The Relational Nature

What is love and why do we practice it? Why do we so desire the intimacy of others? Why are we so relational as humans. There is not one person in this world who cannot acknowledge their ardent need for relationship with another. One could place themselves on a desert island removed from all human contact and still after many many years find themselves overwhelmed with the desire for it.

Take for example the movie "Cast Away." (with Tom Hanks). Hank's character finds himself trapped on a desert island with only a picture of his partner. Coming across a volleyball Hank's character assigns a personality to the ball and calls it 'Wilson' (after the ball maker's name). Amazingly we see the development of a closeness, even protection of a volleyball. He even brings the ball along for the escape from the island.

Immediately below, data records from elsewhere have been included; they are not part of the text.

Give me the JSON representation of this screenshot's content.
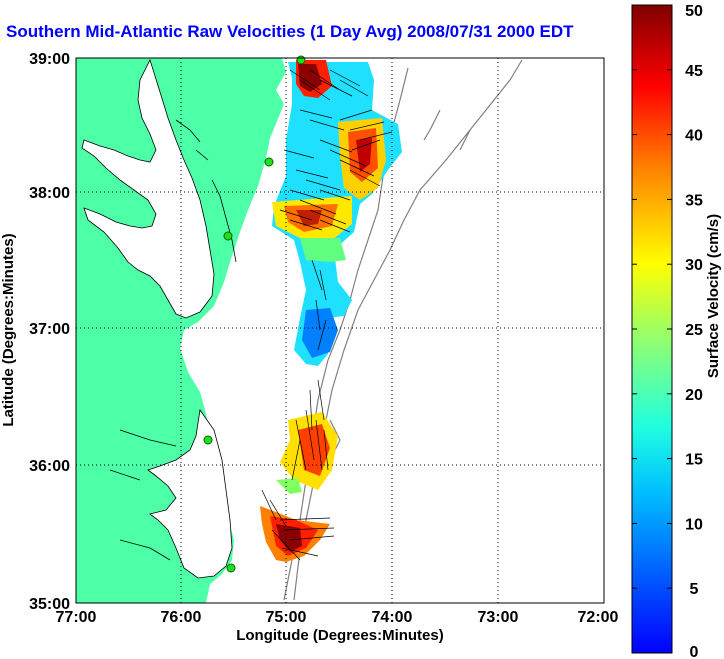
{
  "title": "Southern Mid-Atlantic Raw Velocities (1 Day Avg) 2008/07/31 2000 EDT",
  "axes": {
    "xlabel": "Longitude (Degrees:Minutes)",
    "ylabel": "Latitude (Degrees:Minutes)",
    "xticks": [
      "77:00",
      "76:00",
      "75:00",
      "74:00",
      "73:00",
      "72:00"
    ],
    "yticks": [
      "39:00",
      "38:00",
      "37:00",
      "36:00",
      "35:00"
    ]
  },
  "colorbar": {
    "label": "Surface Velocity (cm/s)",
    "ticks": [
      "50",
      "45",
      "40",
      "35",
      "30",
      "25",
      "20",
      "15",
      "10",
      "5",
      "0"
    ],
    "min": 0,
    "max": 50
  },
  "colors": {
    "land": "#4dffa6",
    "title": "#0000ff",
    "station": "#22dd22"
  },
  "stations": [
    "station-north",
    "station-delaware",
    "station-chesapeake",
    "station-duck",
    "station-hatteras"
  ]
}
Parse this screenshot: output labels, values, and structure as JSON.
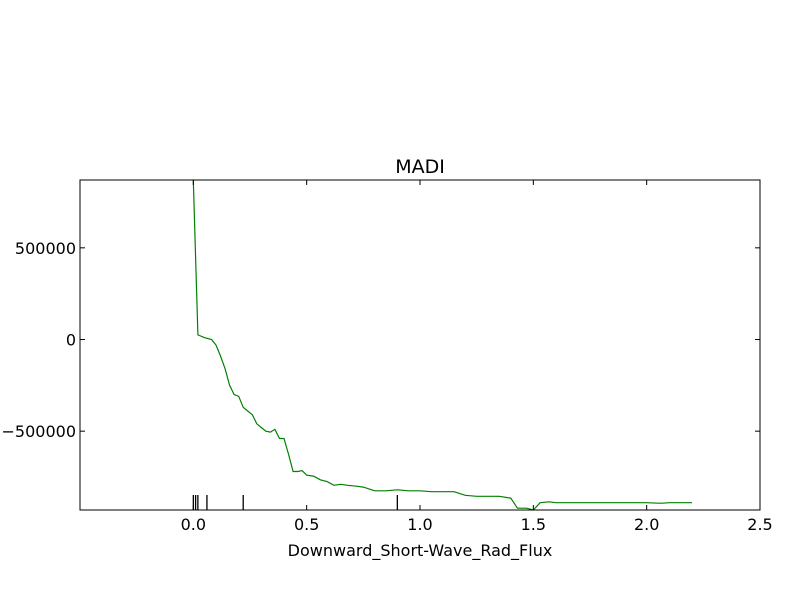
{
  "chart_data": {
    "type": "line",
    "title": "MADI",
    "xlabel": "Downward_Short-Wave_Rad_Flux",
    "ylabel": "",
    "xlim": [
      -0.5,
      2.5
    ],
    "ylim": [
      -930000,
      870000
    ],
    "xticks": [
      {
        "value": 0.0,
        "label": "0.0"
      },
      {
        "value": 0.5,
        "label": "0.5"
      },
      {
        "value": 1.0,
        "label": "1.0"
      },
      {
        "value": 1.5,
        "label": "1.5"
      },
      {
        "value": 2.0,
        "label": "2.0"
      },
      {
        "value": 2.5,
        "label": "2.5"
      }
    ],
    "yticks": [
      {
        "value": 500000,
        "label": "500000"
      },
      {
        "value": 0,
        "label": "0"
      },
      {
        "value": -500000,
        "label": "−500000"
      }
    ],
    "grid": false,
    "line_color": "#008000",
    "series": [
      {
        "x": [
          0.0,
          0.02,
          0.05,
          0.08,
          0.1,
          0.12,
          0.14,
          0.16,
          0.18,
          0.2,
          0.22,
          0.24,
          0.26,
          0.28,
          0.3,
          0.32,
          0.34,
          0.36,
          0.38,
          0.4,
          0.42,
          0.44,
          0.46,
          0.48,
          0.5,
          0.53,
          0.56,
          0.59,
          0.62,
          0.65,
          0.68,
          0.72,
          0.75,
          0.8,
          0.85,
          0.9,
          0.95,
          1.0,
          1.05,
          1.1,
          1.15,
          1.2,
          1.25,
          1.3,
          1.35,
          1.4,
          1.43,
          1.47,
          1.5,
          1.53,
          1.57,
          1.6,
          1.7,
          1.8,
          1.9,
          1.95,
          2.0,
          2.05,
          2.07,
          2.1,
          2.15,
          2.2
        ],
        "y": [
          870000,
          25000,
          10000,
          0,
          -30000,
          -90000,
          -160000,
          -250000,
          -300000,
          -310000,
          -370000,
          -390000,
          -410000,
          -460000,
          -480000,
          -500000,
          -505000,
          -490000,
          -540000,
          -540000,
          -625000,
          -720000,
          -720000,
          -715000,
          -740000,
          -745000,
          -765000,
          -775000,
          -795000,
          -790000,
          -795000,
          -800000,
          -805000,
          -825000,
          -825000,
          -820000,
          -825000,
          -825000,
          -830000,
          -830000,
          -830000,
          -850000,
          -855000,
          -855000,
          -855000,
          -865000,
          -920000,
          -920000,
          -930000,
          -890000,
          -885000,
          -890000,
          -890000,
          -890000,
          -890000,
          -890000,
          -890000,
          -893000,
          -893000,
          -890000,
          -890000,
          -890000
        ]
      }
    ],
    "rug": [
      0.0,
      0.01,
      0.02,
      0.06,
      0.22,
      0.9
    ]
  }
}
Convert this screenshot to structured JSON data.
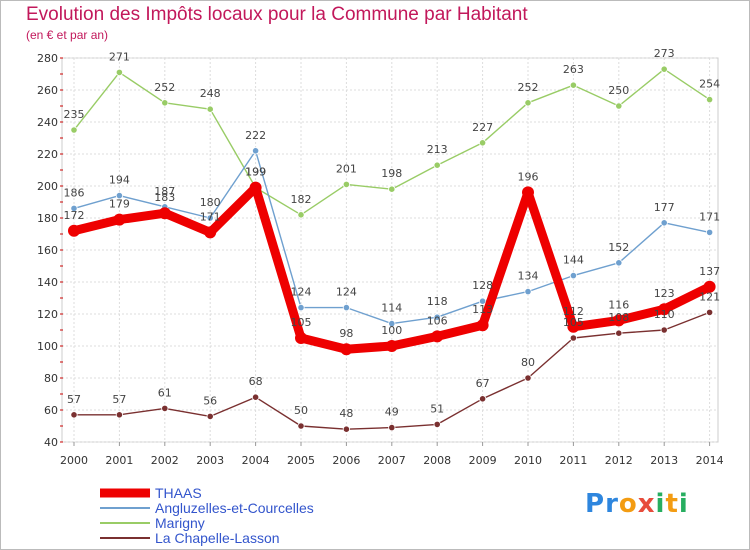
{
  "header": {
    "title": "Evolution des Impôts locaux pour la Commune par Habitant",
    "subtitle": "(en € et par an)"
  },
  "logo": {
    "text": "Proxiti"
  },
  "chart_data": {
    "type": "line",
    "title": "Evolution des Impôts locaux pour la Commune par Habitant",
    "subtitle": "(en € et par an)",
    "xlabel": "",
    "ylabel": "",
    "x": [
      "2000",
      "2001",
      "2002",
      "2003",
      "2004",
      "2005",
      "2006",
      "2007",
      "2008",
      "2009",
      "2010",
      "2011",
      "2012",
      "2013",
      "2014"
    ],
    "ylim": [
      40,
      280
    ],
    "yticks": [
      40,
      60,
      80,
      100,
      120,
      140,
      160,
      180,
      200,
      220,
      240,
      260,
      280
    ],
    "grid": true,
    "legend": "bottom-left",
    "series": [
      {
        "name": "THAAS",
        "color": "#ee0000",
        "values": [
          172,
          179,
          183,
          171,
          199,
          105,
          98,
          100,
          106,
          113,
          196,
          112,
          116,
          123,
          137
        ]
      },
      {
        "name": "Angluzelles-et-Courcelles",
        "color": "#6fa0cf",
        "values": [
          186,
          194,
          187,
          180,
          222,
          124,
          124,
          114,
          118,
          128,
          134,
          144,
          152,
          177,
          171
        ]
      },
      {
        "name": "Marigny",
        "color": "#99cc66",
        "values": [
          235,
          271,
          252,
          248,
          199,
          182,
          201,
          198,
          213,
          227,
          252,
          263,
          250,
          273,
          254
        ]
      },
      {
        "name": "La Chapelle-Lasson",
        "color": "#7a3030",
        "values": [
          57,
          57,
          61,
          56,
          68,
          50,
          48,
          49,
          51,
          67,
          80,
          105,
          108,
          110,
          121
        ]
      }
    ]
  }
}
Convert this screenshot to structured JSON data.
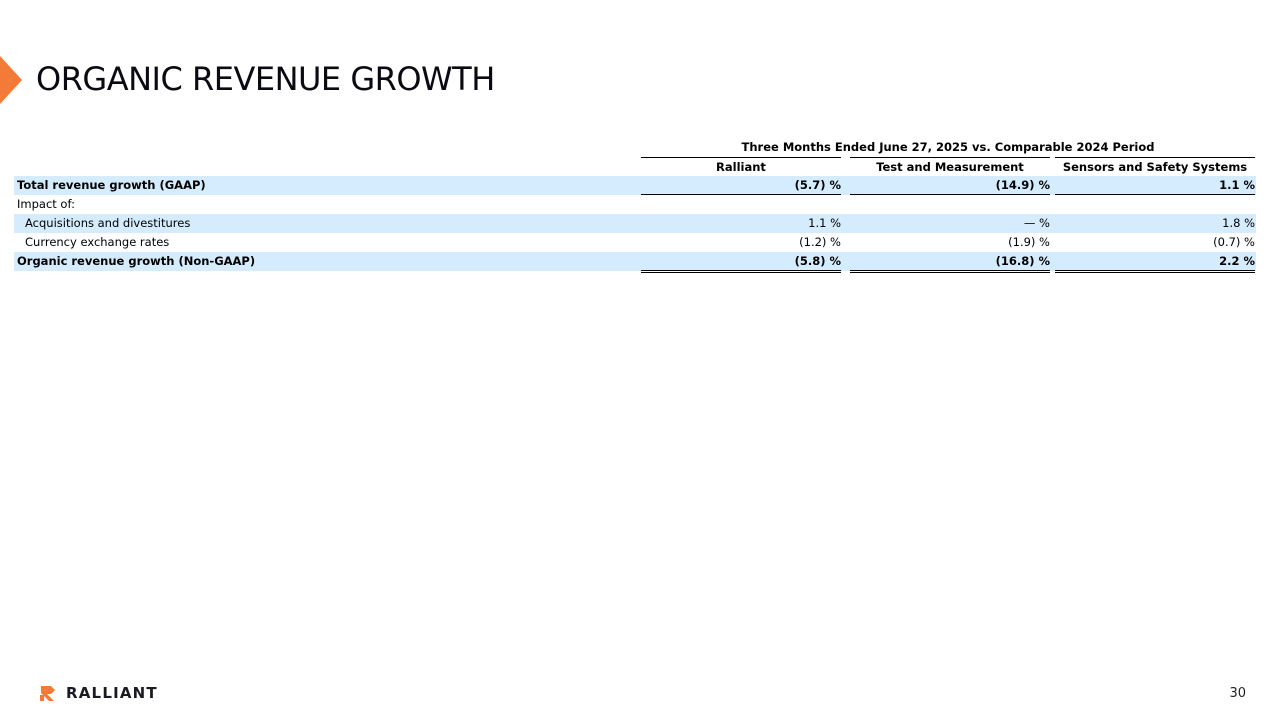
{
  "slide": {
    "title": "ORGANIC REVENUE GROWTH",
    "page_number": "30"
  },
  "brand": {
    "name": "RALLIANT",
    "accent_color": "#f47a38",
    "row_highlight_color": "#d4ecfd"
  },
  "table": {
    "period_header": "Three Months Ended June 27, 2025 vs. Comparable 2024 Period",
    "columns": [
      "Ralliant",
      "Test and Measurement",
      "Sensors and Safety Systems"
    ],
    "rows": [
      {
        "label": "Total revenue growth (GAAP)",
        "values": [
          "(5.7) %",
          "(14.9) %",
          "1.1  %"
        ]
      },
      {
        "label": "Impact of:",
        "values": [
          "",
          "",
          ""
        ]
      },
      {
        "label": "Acquisitions and divestitures",
        "values": [
          "1.1  %",
          "—  %",
          "1.8  %"
        ]
      },
      {
        "label": "Currency exchange rates",
        "values": [
          "(1.2) %",
          "(1.9) %",
          "(0.7) %"
        ]
      },
      {
        "label": "Organic revenue growth (Non-GAAP)",
        "values": [
          "(5.8) %",
          "(16.8) %",
          "2.2  %"
        ]
      }
    ]
  }
}
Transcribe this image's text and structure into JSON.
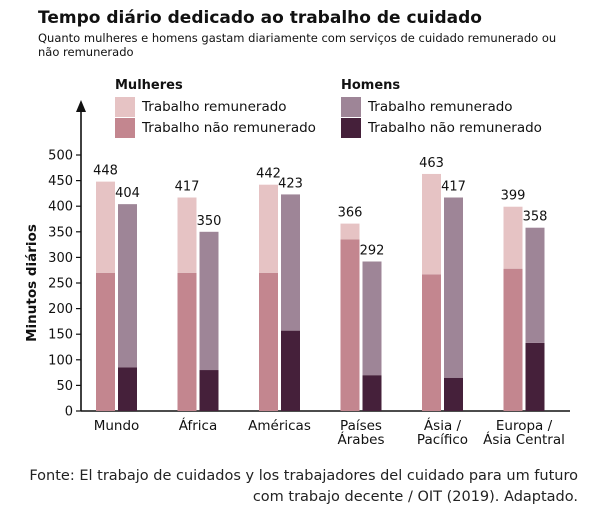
{
  "title": "Tempo diário dedicado ao trabalho de cuidado",
  "subtitle": "Quanto mulheres e homens gastam diariamente com serviços de cuidado remunerado ou não remunerado",
  "legend": {
    "women": {
      "heading": "Mulheres",
      "paid_label": "Trabalho remunerado",
      "unpaid_label": "Trabalho não remunerado"
    },
    "men": {
      "heading": "Homens",
      "paid_label": "Trabalho remunerado",
      "unpaid_label": "Trabalho não remunerado"
    }
  },
  "colors": {
    "women_paid": "#e6c3c4",
    "women_unpaid": "#c3868f",
    "men_paid": "#9e8597",
    "men_unpaid": "#45203a"
  },
  "source": "Fonte: El trabajo de cuidados y los trabajadores del cuidado para um futuro com trabajo decente / OIT (2019). Adaptado.",
  "chart_data": {
    "type": "bar",
    "stacked": true,
    "ylabel": "Minutos diários",
    "ylim": [
      0,
      500
    ],
    "yticks": [
      0,
      50,
      100,
      150,
      200,
      250,
      300,
      350,
      400,
      450,
      500
    ],
    "categories": [
      [
        "Mundo"
      ],
      [
        "África"
      ],
      [
        "Américas"
      ],
      [
        "Países",
        "Árabes"
      ],
      [
        "Ásia /",
        "Pacífico"
      ],
      [
        "Europa /",
        "Ásia Central"
      ]
    ],
    "series": [
      {
        "name": "Mulheres – Trabalho não remunerado",
        "group": "women",
        "part": "unpaid",
        "values": [
          270,
          270,
          270,
          335,
          267,
          278
        ]
      },
      {
        "name": "Mulheres – Trabalho remunerado",
        "group": "women",
        "part": "paid",
        "values": [
          178,
          147,
          172,
          31,
          196,
          121
        ]
      },
      {
        "name": "Homens – Trabalho não remunerado",
        "group": "men",
        "part": "unpaid",
        "values": [
          85,
          80,
          157,
          70,
          65,
          133
        ]
      },
      {
        "name": "Homens – Trabalho remunerado",
        "group": "men",
        "part": "paid",
        "values": [
          319,
          270,
          266,
          222,
          352,
          225
        ]
      }
    ],
    "totals": {
      "women": [
        448,
        417,
        442,
        366,
        463,
        399
      ],
      "men": [
        404,
        350,
        423,
        292,
        417,
        358
      ]
    }
  }
}
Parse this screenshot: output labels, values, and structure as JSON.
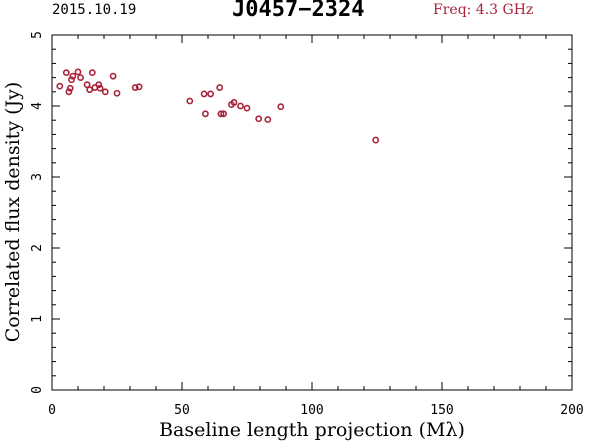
{
  "header": {
    "date": "2015.10.19",
    "source": "J0457−2324",
    "frequency": "Freq: 4.3 GHz"
  },
  "colors": {
    "points": "#a8233a",
    "axes": "#000000",
    "background": "#ffffff"
  },
  "chart_data": {
    "type": "scatter",
    "title": "J0457−2324",
    "xlabel": "Baseline length projection (Mλ)",
    "ylabel": "Correlated flux density (Jy)",
    "xlim": [
      0,
      200
    ],
    "ylim": [
      0,
      5
    ],
    "x_ticks": [
      "0",
      "50",
      "100",
      "150",
      "200"
    ],
    "y_ticks": [
      "0",
      "1",
      "2",
      "3",
      "4",
      "5"
    ],
    "grid": false,
    "marker": "open-circle",
    "series": [
      {
        "points": [
          [
            3.0,
            4.28
          ],
          [
            5.5,
            4.47
          ],
          [
            6.5,
            4.2
          ],
          [
            7.0,
            4.25
          ],
          [
            7.5,
            4.37
          ],
          [
            8.0,
            4.42
          ],
          [
            10.0,
            4.48
          ],
          [
            11.0,
            4.4
          ],
          [
            13.5,
            4.3
          ],
          [
            14.5,
            4.23
          ],
          [
            15.5,
            4.47
          ],
          [
            16.5,
            4.26
          ],
          [
            18.0,
            4.3
          ],
          [
            18.5,
            4.25
          ],
          [
            20.5,
            4.2
          ],
          [
            23.5,
            4.42
          ],
          [
            25.0,
            4.18
          ],
          [
            32.0,
            4.26
          ],
          [
            33.5,
            4.27
          ],
          [
            53.0,
            4.07
          ],
          [
            58.5,
            4.17
          ],
          [
            59.0,
            3.89
          ],
          [
            61.0,
            4.17
          ],
          [
            64.5,
            4.26
          ],
          [
            65.0,
            3.89
          ],
          [
            66.0,
            3.89
          ],
          [
            69.0,
            4.02
          ],
          [
            70.0,
            4.05
          ],
          [
            72.5,
            4.0
          ],
          [
            75.0,
            3.97
          ],
          [
            79.5,
            3.82
          ],
          [
            83.0,
            3.81
          ],
          [
            88.0,
            3.99
          ],
          [
            124.5,
            3.52
          ]
        ]
      }
    ]
  }
}
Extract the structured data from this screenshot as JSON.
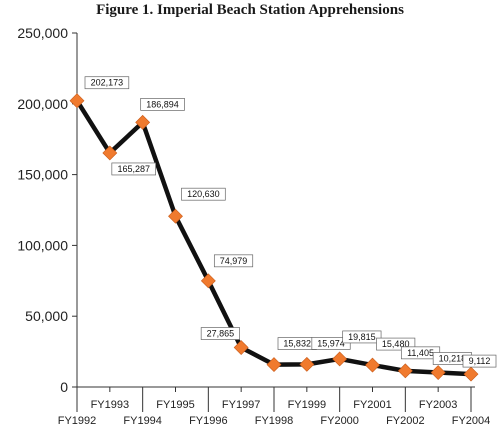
{
  "chart_data": {
    "type": "line",
    "title": "Figure 1. Imperial Beach Station Apprehensions",
    "xlabel": "",
    "ylabel": "",
    "ylim": [
      0,
      250000
    ],
    "yticks": [
      0,
      50000,
      100000,
      150000,
      200000,
      250000
    ],
    "ytick_labels": [
      "0",
      "50,000",
      "100,000",
      "150,000",
      "200,000",
      "250,000"
    ],
    "grid": false,
    "categories": [
      "FY1992",
      "FY1993",
      "FY1994",
      "FY1995",
      "FY1996",
      "FY1997",
      "FY1998",
      "FY1999",
      "FY2000",
      "FY2001",
      "FY2002",
      "FY2003",
      "FY2004"
    ],
    "series": [
      {
        "values": [
          202173,
          165287,
          186894,
          120630,
          74979,
          27865,
          15832,
          15974,
          19815,
          15480,
          11405,
          10218,
          9112
        ],
        "labels": [
          "202,173",
          "165,287",
          "186,894",
          "120,630",
          "74,979",
          "27,865",
          "15,832",
          "15,974",
          "19,815",
          "15,480",
          "11,405",
          "10,218",
          "9,112"
        ],
        "line_color": "#111111",
        "marker_color": "#f07a2e",
        "marker": "diamond"
      }
    ]
  }
}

Some might argue that our desire for relationship has become hard-wired to our genetic code, creating predisposed associative developments in our brain: A sort of association of patterns within the brain's network developed opportunistically over generations of persons who have carried their genetic predisposition into perpetuity where other predispositions have not been so fortunate to continue. This argument rings true to some degree, being that such a genetic code would certainly find itself more easily predisposed to relationships and therefore potential procreative tendencies.

Others would probably argue that these attributes were purposed to be created in such a way. Perhaps God himself intelligently created humanity to possess the associative condition of relational tendencies for the purpose of having a creation that could by its very nature be inclined not only to long for each other, but more importantly to long for him.